In these places, the Democratic suburban strategy of targeting affluent white professionals while appealing to nonwhite voters in diverse, fast-growing communities has had some success. In Virginia’s race for governor last fall, the moderate Democrat Ralph Northam followed the playbook and won 69 percent of the vote in the Northern Virginia suburbs and exurbs, 58 percent statewide from white women with college degrees, 54 percent from those with family incomes above $100,000 and overwhelming support from African-Americans and Latinos. But Mr. Northam secured only 26 percent of ballots cast by white Virginians without a college degree, slightly below even Hillary Clinton’s disastrous nationwide showing.

American suburbia today is far more racially and socioeconomically diverse than these upscale communities. In the largest metropolitan regions, more nonwhite and poor residents now live in suburbs than in central cities, and more than 60 percent of adult suburban residents nationwide are not college-educated professionals. Suburban neighborhoods also remain highly segregated by race and income, and therefore operate as engines of social and economic inequality, the consequence of historical policies of housing and school discrimination and their contemporary legacies like exclusionary zoning, unequal educational opportunity and selective law enforcement.

To explain the realignment of American politics and the migration of working-class whites to the Republican Party, observers usually focus on how politicians from Richard Nixon to Donald Trump have exploited white backlash against racial and cultural liberalism.

The flip side of this is the deliberate, long-term strategy by the Democratic Party to favor the financial interests and social values of affluent white suburban families and high-tech corporations over the priorities of unions and the economic needs of middle-income and poor residents of all races. It’s no coincidence that the bluer that suburban counties turn, the more unequal and economically stratified they become as well — a dynamic evident along Route 128 outside of Boston, in the once solidly Republican suburbs of Connecticut and New Jersey, in boom regions such as Atlanta and Denver, and along the West Coast from Seattle to San Diego.
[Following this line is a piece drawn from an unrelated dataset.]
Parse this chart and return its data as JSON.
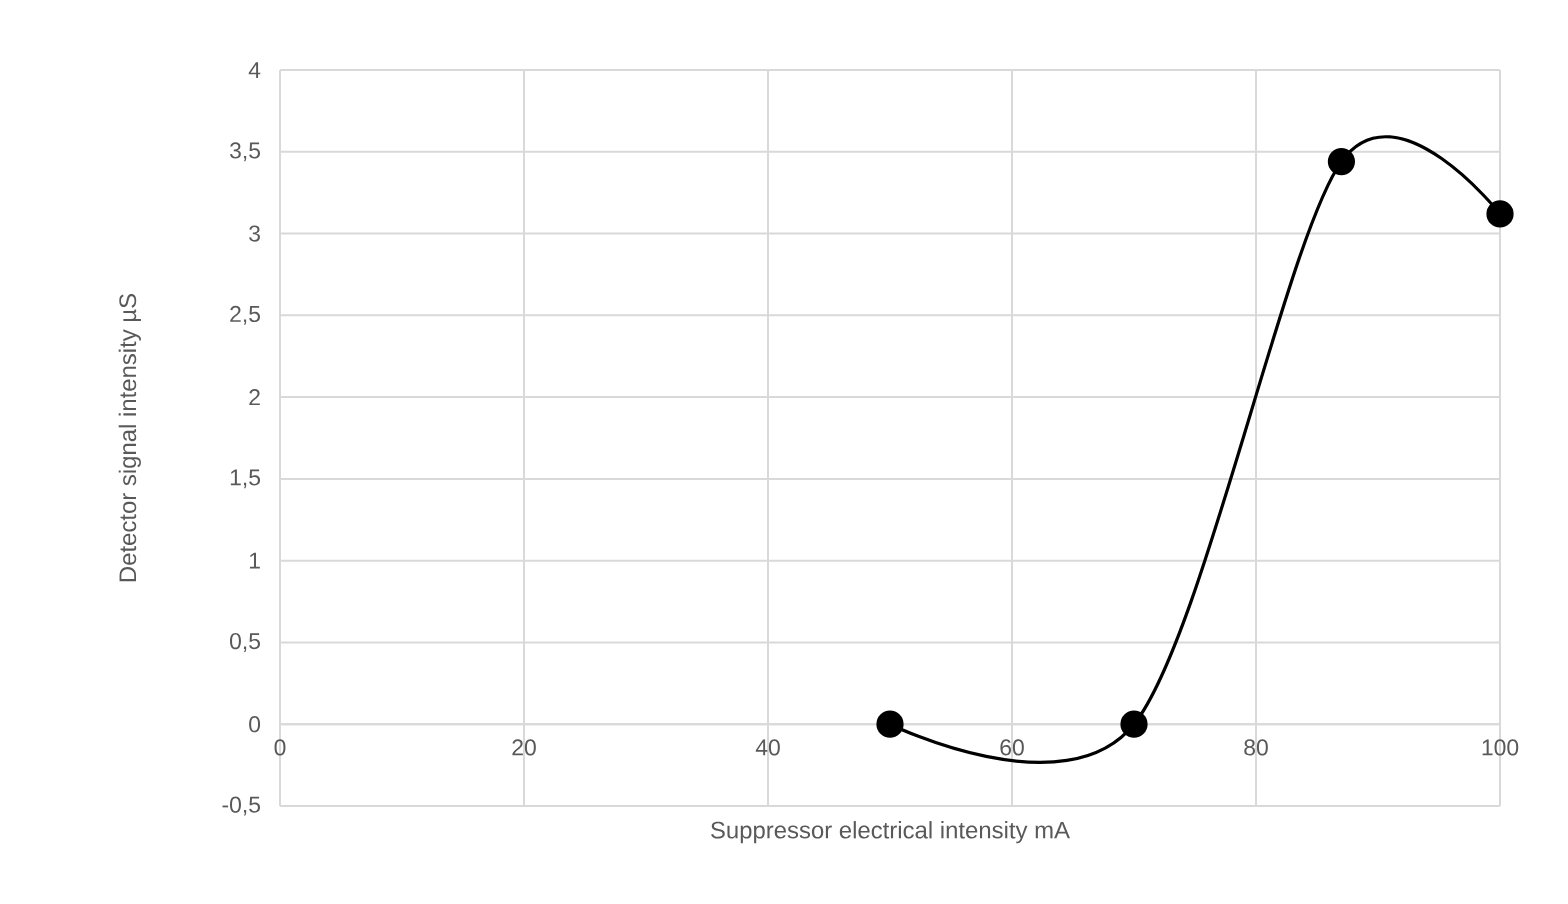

The shocking realization that "working-class" doesn't automatically mean "white" is something that Democrats should have figured out 20 years ago, and something Barack Obama was able to win on, but then the Dems ran away from him and back to the Clinton 90's.

No wonder then that over the last decade the GOP gave rise to Trump's virulent racism.  Dems need to remember who their base is and they need to stop chasing "never Trump" Republicans who vote GOP anyway.

Will Dems figure it out?  They making a strong case in 2018 with more women and more diverse candidates across the board.  We'll see if they can win again.